Mytilus edulis foot protein 1 (Mefp-1) is the most well-characterized component of this sea mussel's adhesive plaque. The plaque is a condensed, heterogeneous mixture consisting of a large proportion of cross-linked biopolymers that bonds the mussel to a chosen mooring. Mefp-1 is densely populated with lysine and L-3,4-dihyroxyphenylalanine (L-dopa) residues incorporated into a repeating amino acid sequence motif. It has been proposed that one plaque cross-linking reaction is the nucleophilic addition of the ϵ-amino groups of the lysine residues into the oxidized catechol (o-diphenol) functionality (quinone) of the L-dopa residues. In order to determine if this reaction occurs in adlayers of Mefp-1, a previously developed assay for ϵ-amino groups was applied. Adlayers of Mefp-1 were exposed to an oxidant, either the enzyme, mushroom tyrosinase, or sodium periodate. Binding of alginate to adlayers was used to probe for accessibility of ϵ-amino groups.

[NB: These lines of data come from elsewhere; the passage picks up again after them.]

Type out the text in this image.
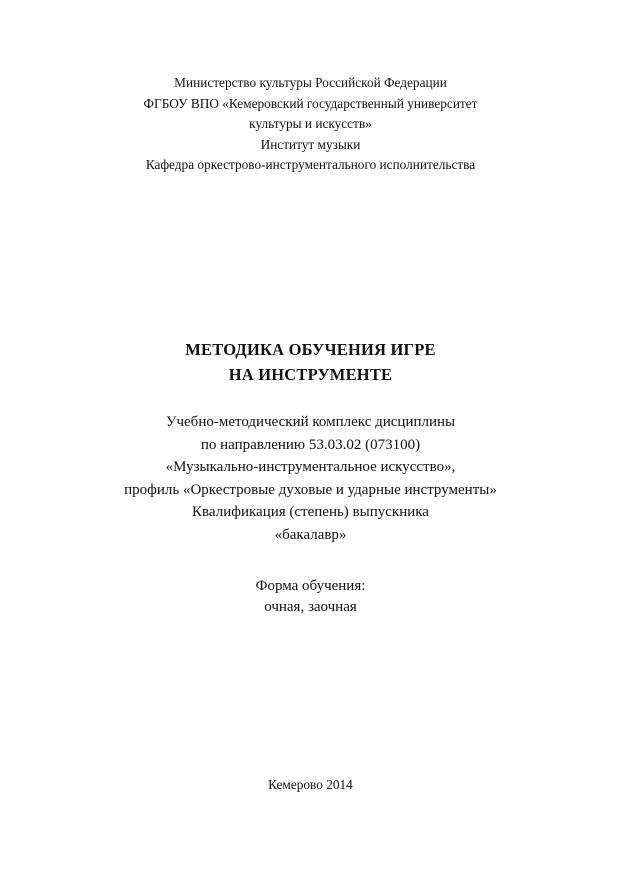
Министерство культуры Российской Федерации
ФГБОУ ВПО «Кемеровский государственный университет
культуры и искусств»
Институт музыки
Кафедра оркестрово-инструментального исполнительства
МЕТОДИКА ОБУЧЕНИЯ ИГРЕ
НА ИНСТРУМЕНТЕ
Учебно-методический комплекс дисциплины
по направлению 53.03.02 (073100)
«Музыкально-инструментальное искусство»,
профиль «Оркестровые духовые и ударные инструменты»
Квалификация (степень) выпускника
«бакалавр»
Форма обучения:
очная, заочная
Кемерово 2014
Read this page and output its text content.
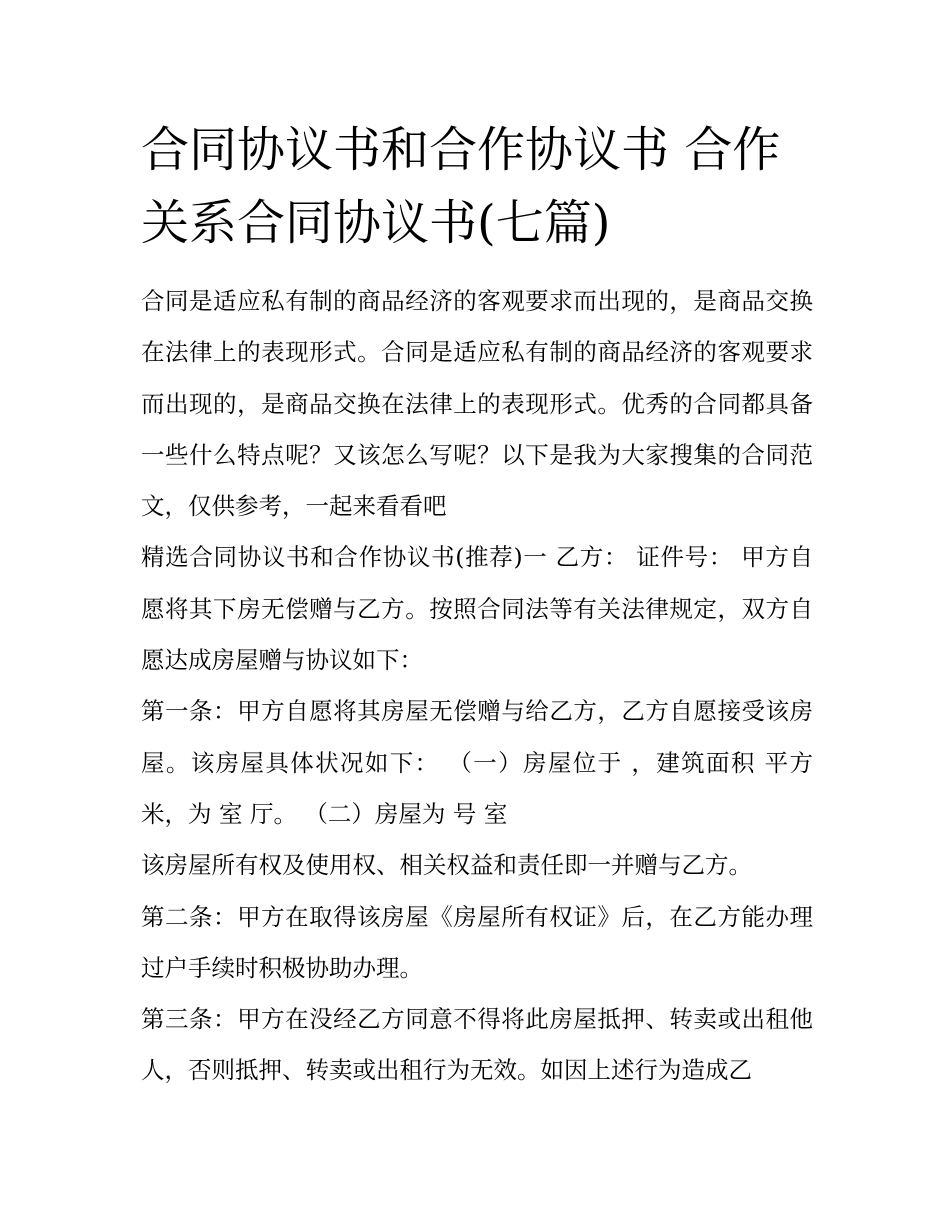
合同协议书和合作协议书 合作关系合同协议书(七篇)

合同是适应私有制的商品经济的客观要求而出现的，是商品交换在法律上的表现形式。合同是适应私有制的商品经济的客观要求而出现的，是商品交换在法律上的表现形式。优秀的合同都具备一些什么特点呢？又该怎么写呢？以下是我为大家搜集的合同范文，仅供参考，一起来看看吧

精选合同协议书和合作协议书(推荐)一 乙方： 证件号： 甲方自愿将其下房无偿赠与乙方。按照合同法等有关法律规定，双方自愿达成房屋赠与协议如下：

第一条：甲方自愿将其房屋无偿赠与给乙方，乙方自愿接受该房屋。该房屋具体状况如下： （一）房屋位于 ，建筑面积 平方米，为 室 厅。 （二）房屋为 号 室

该房屋所有权及使用权、相关权益和责任即一并赠与乙方。

第二条：甲方在取得该房屋《房屋所有权证》后，在乙方能办理过户手续时积极协助办理。

第三条：甲方在没经乙方同意不得将此房屋抵押、转卖或出租他人，否则抵押、转卖或出租行为无效。如因上述行为造成乙
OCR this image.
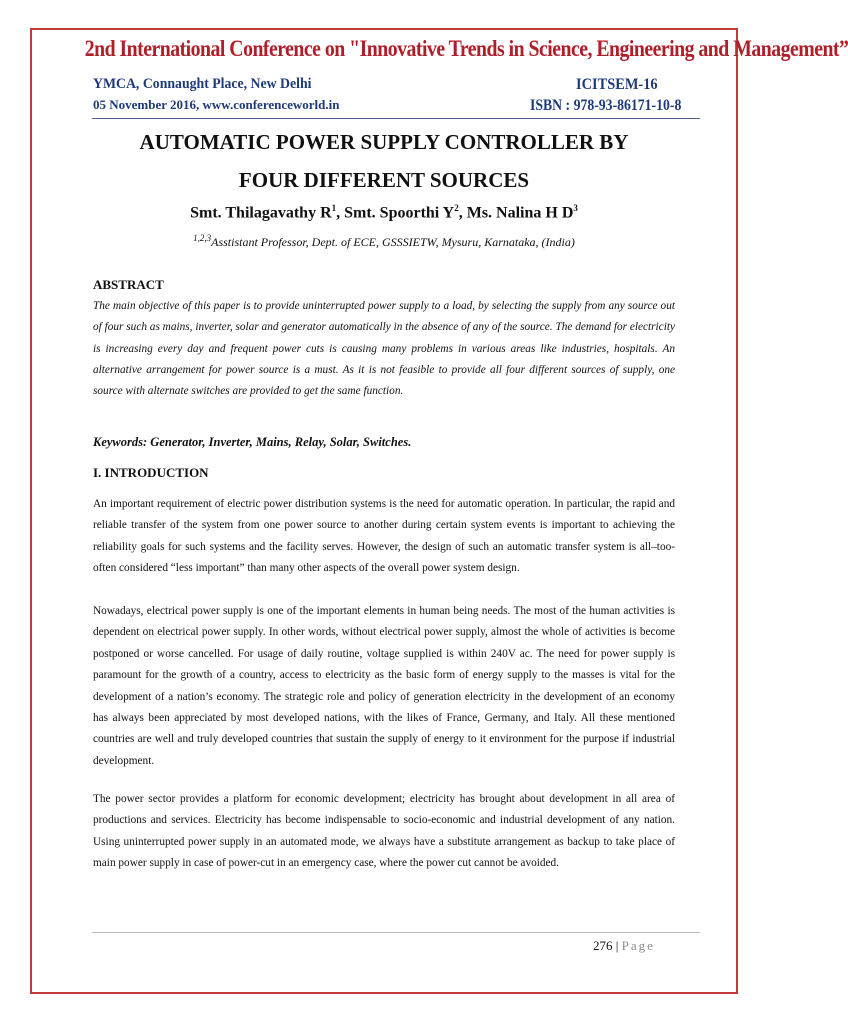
2nd International Conference on "Innovative Trends in Science, Engineering and Management”
YMCA, Connaught Place, New Delhi
05 November 2016, www.conferenceworld.in
ICITSEM-16
ISBN : 978-93-86171-10-8
AUTOMATIC POWER SUPPLY CONTROLLER BY
FOUR DIFFERENT SOURCES
Smt. Thilagavathy $R^1$, Smt. Spoorthi $Y^2$, Ms. Nalina H $D^3$
$^{1,2,3}$Asstistant Professor, Dept. of ECE, GSSSIETW, Mysuru, Karnataka, (India)
ABSTRACT
The main objective of this paper is to provide uninterrupted power supply to a load, by selecting the supply from any source out of four such as mains, inverter, solar and generator automatically in the absence of any of the source. The demand for electricity is increasing every day and frequent power cuts is causing many problems in various areas like industries, hospitals. An alternative arrangement for power source is a must. As it is not feasible to provide all four different sources of supply, one source with alternate switches are provided to get the same function.
Keywords: Generator, Inverter, Mains, Relay, Solar, Switches.
I. INTRODUCTION
An important requirement of electric power distribution systems is the need for automatic operation. In particular, the rapid and reliable transfer of the system from one power source to another during certain system events is important to achieving the reliability goals for such systems and the facility serves. However, the design of such an automatic transfer system is all–too-often considered “less important” than many other aspects of the overall power system design.
Nowadays, electrical power supply is one of the important elements in human being needs. The most of the human activities is dependent on electrical power supply. In other words, without electrical power supply, almost the whole of activities is become postponed or worse cancelled. For usage of daily routine, voltage supplied is within 240V ac. The need for power supply is paramount for the growth of a country, access to electricity as the basic form of energy supply to the masses is vital for the development of a nation’s economy. The strategic role and policy of generation electricity in the development of an economy has always been appreciated by most developed nations, with the likes of France, Germany, and Italy. All these mentioned countries are well and truly developed countries that sustain the supply of energy to it environment for the purpose if industrial development.
The power sector provides a platform for economic development; electricity has brought about development in all area of productions and services. Electricity has become indispensable to socio-economic and industrial development of any nation. Using uninterrupted power supply in an automated mode, we always have a substitute arrangement as backup to take place of main power supply in case of power-cut in an emergency case, where the power cut cannot be avoided.
276 | Page
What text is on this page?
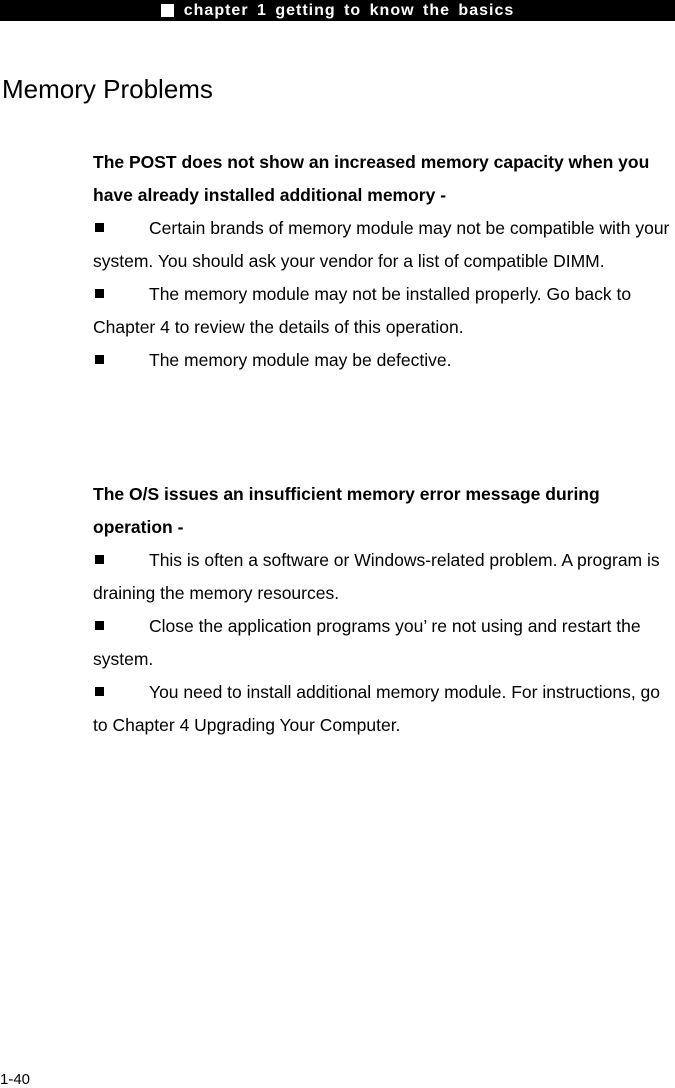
chapter 1 getting to know the basics
Memory Problems

The POST does not show an increased memory capacity when you have already installed additional memory -

Certain brands of memory module may not be compatible with your system. You should ask your vendor for a list of compatible DIMM.
The memory module may not be installed properly. Go back to Chapter 4 to review the details of this operation.
The memory module may be defective.

The O/S issues an insufficient memory error message during operation -

This is often a software or Windows-related problem. A program is draining the memory resources.
Close the application programs you’ re not using and restart the system.
You need to install additional memory module. For instructions, go to Chapter 4 Upgrading Your Computer.
1-40
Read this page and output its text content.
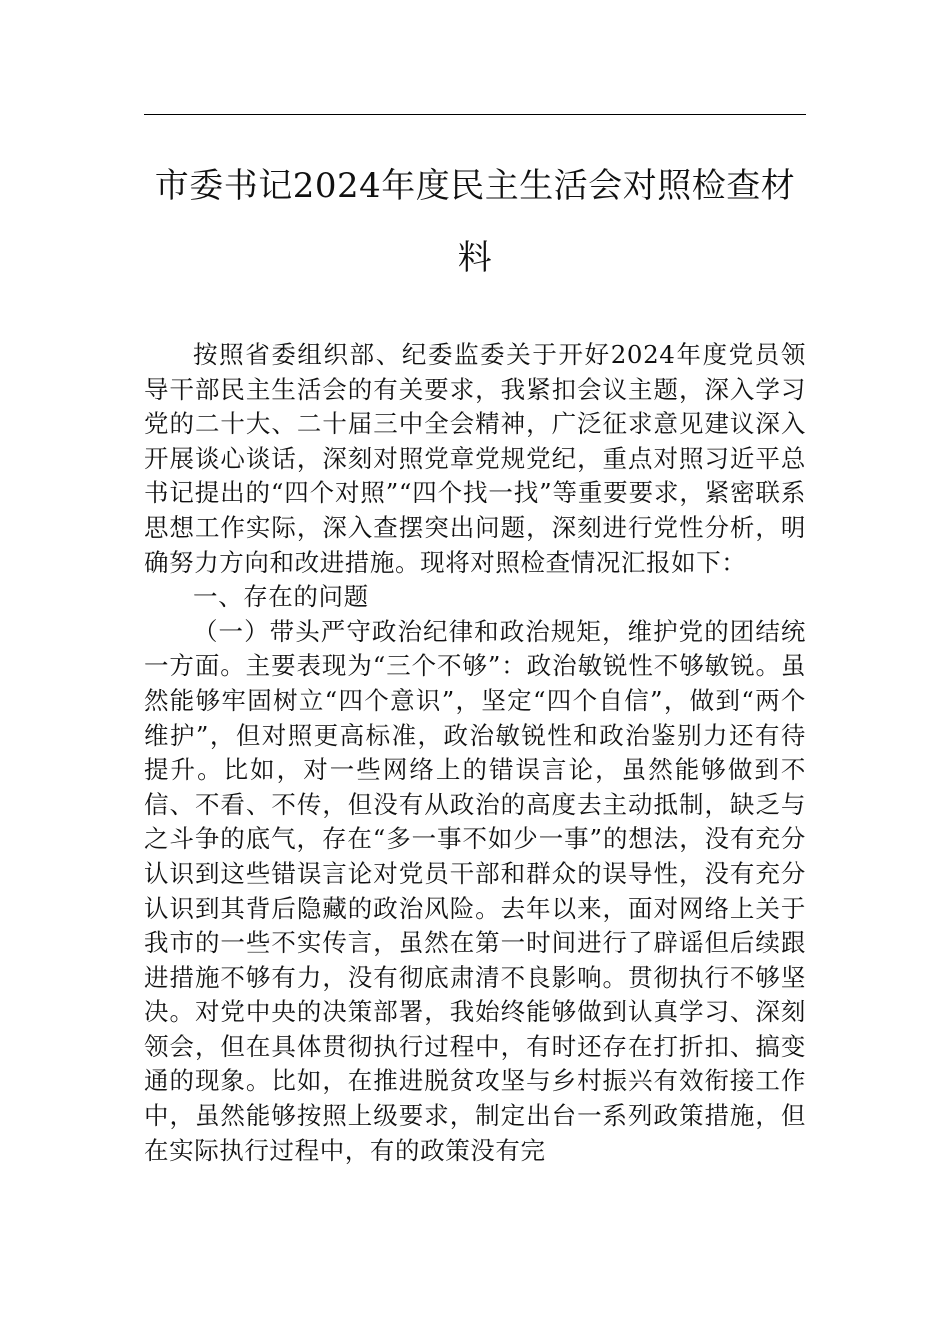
市委书记2024年度民主生活会对照检查材料

按照省委组织部、纪委监委关于开好2024年度党员领导干部民主生活会的有关要求，我紧扣会议主题，深入学习党的二十大、二十届三中全会精神，广泛征求意见建议深入开展谈心谈话，深刻对照党章党规党纪，重点对照习近平总书记提出的“四个对照”“四个找一找”等重要要求，紧密联系思想工作实际，深入查摆突出问题，深刻进行党性分析，明确努力方向和改进措施。现将对照检查情况汇报如下：

一、存在的问题

（一）带头严守政治纪律和政治规矩，维护党的团结统一方面。主要表现为“三个不够”：政治敏锐性不够敏锐。虽然能够牢固树立“四个意识”，坚定“四个自信”，做到“两个维护”，但对照更高标准，政治敏锐性和政治鉴别力还有待提升。比如，对一些网络上的错误言论，虽然能够做到不信、不看、不传，但没有从政治的高度去主动抵制，缺乏与之斗争的底气，存在“多一事不如少一事”的想法，没有充分认识到这些错误言论对党员干部和群众的误导性，没有充分认识到其背后隐藏的政治风险。去年以来，面对网络上关于我市的一些不实传言，虽然在第一时间进行了辟谣但后续跟进措施不够有力，没有彻底肃清不良影响。贯彻执行不够坚决。对党中央的决策部署，我始终能够做到认真学习、深刻领会，但在具体贯彻执行过程中，有时还存在打折扣、搞变通的现象。比如，在推进脱贫攻坚与乡村振兴有效衔接工作中，虽然能够按照上级要求，制定出台一系列政策措施，但在实际执行过程中，有的政策没有完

It was found that lysine residues lose the ability to bind alginate after exposure to sodium periodate, but that this loss is not clearly due to a reaction with L-dopa residues. There is a slight decrease of binding of alginate to adlayers of Mefp-1 exposed to either active or thermally deactivated mushroom tyrosinase, probably due to the obstruction of binding sites by bound enzyme. Adsorption kinetics of mushroom tyrosinase onto adlayers of Mefp-1 for active and thermally inactivated enzyme were nearly identical. Attenuated total reflection Fourier transform infrared spectroscopy was used to characterize these interactions at a germanium (Ge) interface.